Morgennes y Guyana no respondieron, pero las sonrisas que intercambiaron eran más expresivas que un consentimiento. Azim ya se veía celebrando su unión, una unión ciertamente curiosa, que tendría por testigos a media docena de monos, un acólito, una mujer y un templario. Pero cuando Morgennes y Guyana buscaron a Dodin, no lo encontraron por ninguna parte. ¡Había desaparecido! Algunas huellas en el polvo hacían pensar que había seguido los pasos de Gargano y la Compañía del Dragón Blanco y se había internado en la jungla.
– ¿Qué ha ido a hacer? -preguntó Guyana.
– Paciencia, amiga mía -dijo Morgennes-. Lo sabremos muy pronto, porque a partir de mañana, al alba, iremos tras él. Si quiere partir primero, que lo haga. Comprendo que tenga necesidad de estar solo, porque aún debe dar cumplimiento a su duelo.
– Como tú a tus deberes hacia tu rey…
Guyana le acarició el rostro, cerca de la pequeña marca blanca que tenía en el mentón. De pronto Morgennes sintió que aquel roce le quemaba, pero apenas se estremeció.
– He saldado mi deuda con Amaury -dijo pensando en la muerte de Shirkuh-. Ya no le debo nada.
– De todos modos -dijo Azim a Guyana-, él os cree muerta.
– ¿Muerta?
– Todo el mundo, de Damasco a El Cairo, pasando por Jerusalén, os cree muerta. Solo nosotros sabemos que todavía estáis con vida.
– Sea, pues. Poco me importa estar muerta, si es para ser la mujer de Morgennes.
Y así, en la dulce quietud de una ciudad desierta, en el crepúsculo, Morgennes y Guyana dieron su consentimiento bajo un paño de seda negra que cada uno sostenía con una mano, mientras apretaba con la otra la del ser amado.
– Que nada os separe nunca, sino que, al contrario, todo os acerque, tanto las alegrías como las pruebas.

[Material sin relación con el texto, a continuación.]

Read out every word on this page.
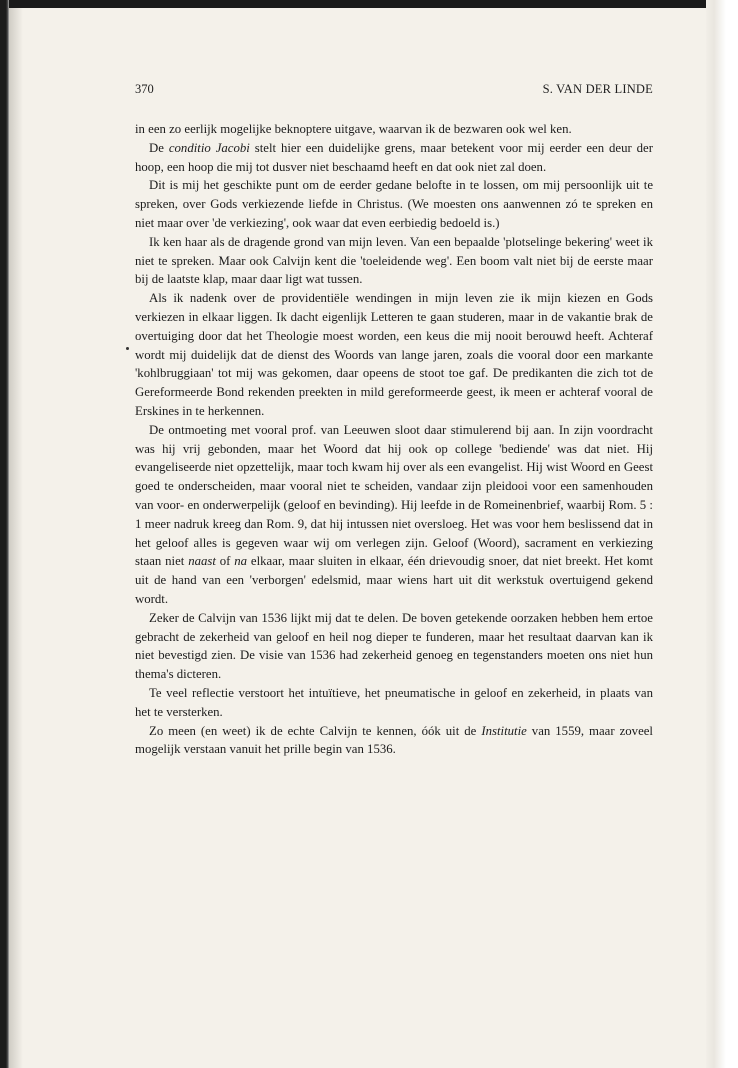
370	S. VAN DER LINDE

in een zo eerlijk mogelijke beknoptere uitgave, waarvan ik de bezwaren ook wel ken.

De conditio Jacobi stelt hier een duidelijke grens, maar betekent voor mij eerder een deur der hoop, een hoop die mij tot dusver niet beschaamd heeft en dat ook niet zal doen.

Dit is mij het geschikte punt om de eerder gedane belofte in te lossen, om mij persoonlijk uit te spreken, over Gods verkiezende liefde in Christus. (We moesten ons aanwennen zó te spreken en niet maar over 'de verkiezing', ook waar dat even eerbiedig bedoeld is.)

Ik ken haar als de dragende grond van mijn leven. Van een bepaalde 'plotselinge bekering' weet ik niet te spreken. Maar ook Calvijn kent die 'toeleidende weg'. Een boom valt niet bij de eerste maar bij de laatste klap, maar daar ligt wat tussen.

Als ik nadenk over de providentiële wendingen in mijn leven zie ik mijn kiezen en Gods verkiezen in elkaar liggen. Ik dacht eigenlijk Letteren te gaan studeren, maar in de vakantie brak de overtuiging door dat het Theologie moest worden, een keus die mij nooit berouwd heeft. Achteraf wordt mij duidelijk dat de dienst des Woords van lange jaren, zoals die vooral door een markante 'kohlbruggiaan' tot mij was gekomen, daar opeens de stoot toe gaf. De predikanten die zich tot de Gereformeerde Bond rekenden preekten in mild gereformeerde geest, ik meen er achteraf vooral de Erskines in te herkennen.

De ontmoeting met vooral prof. van Leeuwen sloot daar stimulerend bij aan. In zijn voordracht was hij vrij gebonden, maar het Woord dat hij ook op college 'bediende' was dat niet. Hij evangeliseerde niet opzettelijk, maar toch kwam hij over als een evangelist. Hij wist Woord en Geest goed te onderscheiden, maar vooral niet te scheiden, vandaar zijn pleidooi voor een samenhouden van voor- en onderwerpelijk (geloof en bevinding). Hij leefde in de Romeinenbrief, waarbij Rom. 5 : 1 meer nadruk kreeg dan Rom. 9, dat hij intussen niet oversloeg. Het was voor hem beslissend dat in het geloof alles is gegeven waar wij om verlegen zijn. Geloof (Woord), sacrament en verkiezing staan niet naast of na elkaar, maar sluiten in elkaar, één drievoudig snoer, dat niet breekt. Het komt uit de hand van een 'verborgen' edelsmid, maar wiens hart uit dit werkstuk overtuigend gekend wordt.

Zeker de Calvijn van 1536 lijkt mij dat te delen. De boven getekende oorzaken hebben hem ertoe gebracht de zekerheid van geloof en heil nog dieper te funderen, maar het resultaat daarvan kan ik niet bevestigd zien. De visie van 1536 had zekerheid genoeg en tegenstanders moeten ons niet hun thema's dicteren.

Te veel reflectie verstoort het intuïtieve, het pneumatische in geloof en zekerheid, in plaats van het te versterken.

Zo meen (en weet) ik de echte Calvijn te kennen, óók uit de Institutie van 1559, maar zoveel mogelijk verstaan vanuit het prille begin van 1536.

– Nada nos separará nunca -dijo Guyana-. Ni las alegrías ni las pruebas.
– Ni la muerte -añadió Morgennes.
Inclinándose hacia Guyana, le dio un beso y luego le soltó la mano para acariciarle el rostro. ¡Qué suave era su piel! Sentía ganas de llorar. La joven había bajado los párpados, y Morgennes la miraba, tratando de apoderarse de su imagen, como si temiera perderla; o peor, olvidarla.
– Nunca te olvidaré -le dijo-. Te lo juro.

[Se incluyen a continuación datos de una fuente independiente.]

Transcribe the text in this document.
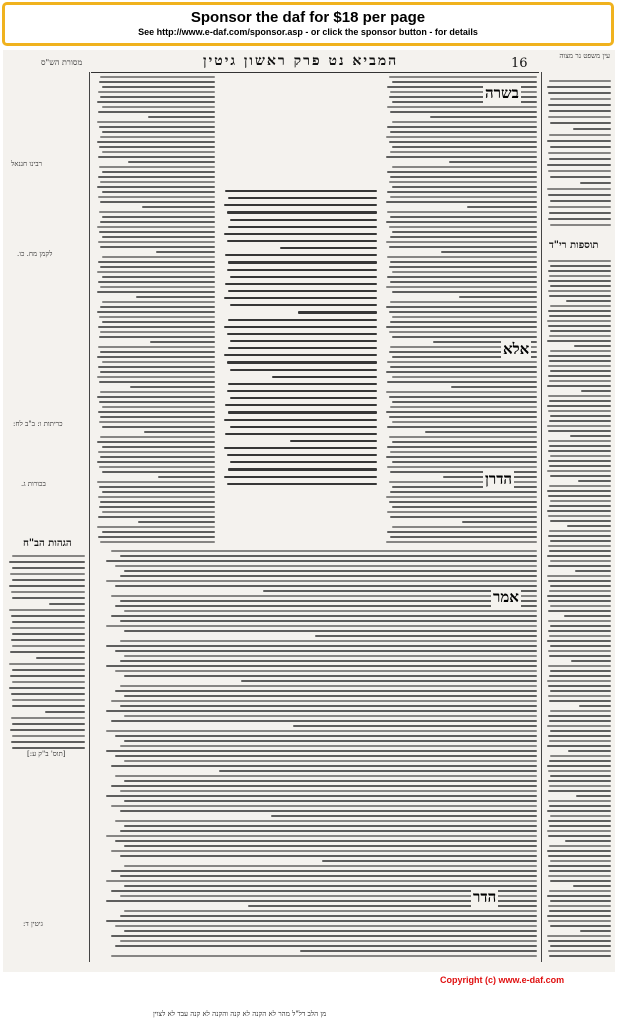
Sponsor the daf for $18 per page
See http://www.e-daf.com/sponsor.asp - or click the sponsor button - for details
מסורת הש"ס	המביא נט פרק ראשון גיטין	16	עין משפט נר מצוה
תוספות רי"ד
הגהות הב"ח
רבינו חננאל
לקמן מח. כו.
כריתות ו: ב"ב לח:
בכורות ג.
[תוס' ב"ק ע:]
גיטין ד:
בשרה
אלא
הדרן
אמר
הדר
מן הלב דל"ל מהר לא הקנה לא קנה והקנה לא קנה עבד לא לצוין
Copyright (c) www.e-daf.com
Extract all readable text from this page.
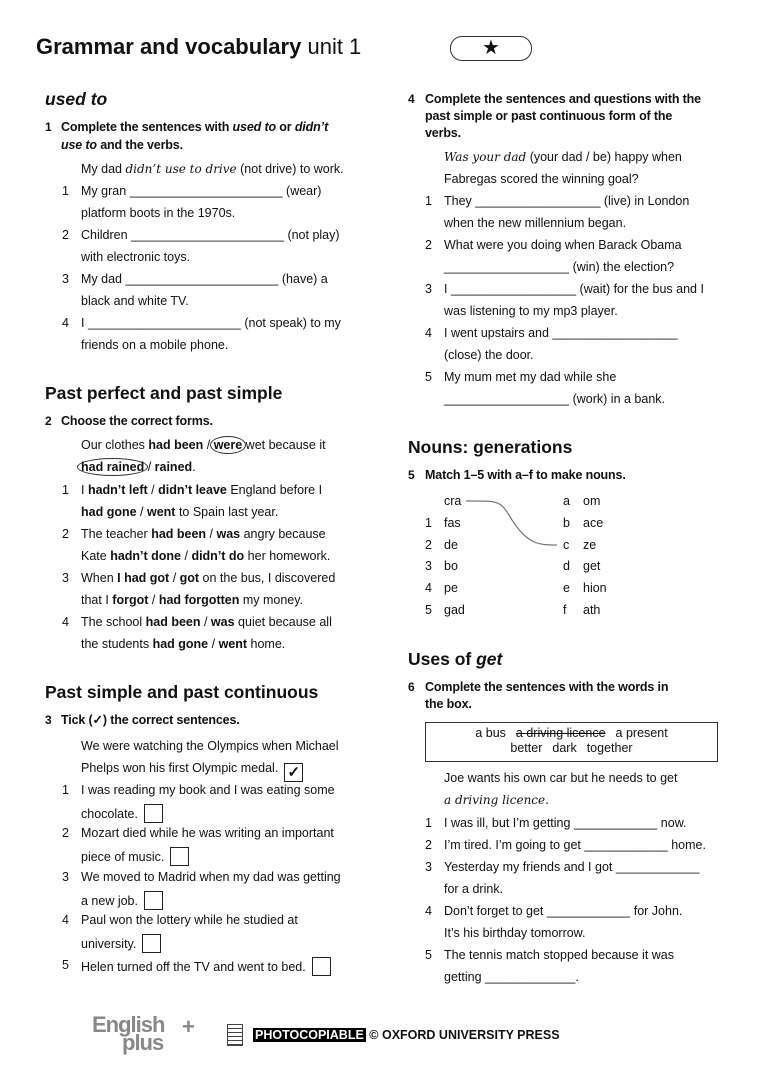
Grammar and vocabulary unit 1	★
used to
1 Complete the sentences with used to or didn’t
use to and the verbs.
My dad didn’t use to drive (not drive) to work.
1 My gran ______________________ (wear)
platform boots in the 1970s.
2 Children ______________________ (not play)
with electronic toys.
3 My dad ______________________ (have) a
black and white TV.
4 I ______________________ (not speak) to my
friends on a mobile phone.
Past perfect and past simple
2 Choose the correct forms.
Our clothes had been / were wet because it
had rained / rained.
1 I hadn’t left / didn’t leave England before I
had gone / went to Spain last year.
2 The teacher had been / was angry because
Kate hadn’t done / didn’t do her homework.
3 When I had got / got on the bus, I discovered
that I forgot / had forgotten my money.
4 The school had been / was quiet because all
the students had gone / went home.
Past simple and past continuous
3 Tick (✓) the correct sentences.
We were watching the Olympics when Michael
Phelps won his first Olympic medal. ✓
1 I was reading my book and I was eating some
chocolate.
2 Mozart died while he was writing an important
piece of music.
3 We moved to Madrid when my dad was getting
a new job.
4 Paul won the lottery while he studied at
university.
5 Helen turned off the TV and went to bed.
4 Complete the sentences and questions with the
past simple or past continuous form of the
verbs.
Was your dad (your dad / be) happy when
Fabregas scored the winning goal?
1 They __________________ (live) in London
when the new millennium began.
2 What were you doing when Barack Obama
__________________ (win) the election?
3 I __________________ (wait) for the bus and I
was listening to my mp3 player.
4 I went upstairs and __________________
(close) the door.
5 My mum met my dad while she
__________________ (work) in a bank.
Nouns: generations
5 Match 1–5 with a–f to make nouns.
Uses of get
6 Complete the sentences with the words in
the box.
Joe wants his own car but he needs to get
a driving licence.
1 I was ill, but I’m getting ____________ now.
2 I’m tired. I’m going to get ____________ home.
3 Yesterday my friends and I got ____________
for a drink.
4 Don’t forget to get ____________ for John.
It’s his birthday tomorrow.
5 The tennis match stopped because it was
getting _____________.
cra
1 fas
2 de
3 bo
4 pe
5 gad
a om
b ace
c ze
d get
e hion
f ath
a bus a driving licence a present
better dark together
English
plus
+	PHOTOCOPIABLE © OXFORD UNIVERSITY PRESS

Sin responderle, Guyana le devolvió los besos, tratando de recuperar la mano de Morgennes, secretamente afligida de que la hubiera soltado, ya que veía en ello un mal presagio. Manteniendo siempre sobre ellos el paño de seda negra, que era como el eco de aquel bajo el cual habían permanecido escondidos en el fondo del pozo donde estaba Dios, se besaron una y otra vez.
Azim recitó unas oraciones, lamentando no tener a su disposición más que una docena de bastones de incienso para celebrar la unión y alejar a los mosquitos. «Habría necesitado doce mil.» A falta de algo mejor, dio dos bastoncillos a su mujer, a su acólito y a cada uno de los monos, pidiéndoles que los sostuvieran en el aire, tan rectos como pudieran. Las finas columnas de humo azulado se elevaron directamente hacia el cielo, porque no soplaba ni una pizca de viento. Todo estaba en calma, y desde las alturas de la antigua Cocodrilópolis, allí donde se extendía la jungla, los rugidos de las bestias salvajes recordaban a nuestros amigos que solo estaban gozando de una breve tregua. El peligro seguía rondando.
Morgennes, por su parte, escrutaba los diferentes horizontes sin dejar de besar a Guyana. Miraba el cielo y la tierra, y veía cómo una gran fosforescencia blanca iluminaba la jungla hacia la que habían partido Gargano, la Compañía del Dragón Blanco y Dodin, y por donde ellos avanzarían al día siguiente. ¿Qué había más al sur? Morgennes recordó las numerosas leyendas que Azim le había contado sobre esta «Tierra Quemada», este país primitivo de donde venían las «Aguas de Ninguna Parte» y que era para los antiguos el País de los Dragones.
En efecto quiero pasar por muerta.
Chrétien de Troyes,
Clig è s
En cuanto salió el sol, ascendieron por la gran escalinata que conducía del puerto de Cocodrilópolis a la jungla. El pequeño grupo avanzaba decidido bajo las miradas de las inmóviles estatuas de cocodrilos; no se veía ni rastro de vida en torno a ellas.
– ¿Por qué no hay nadie? -preguntó Guyana inquieta.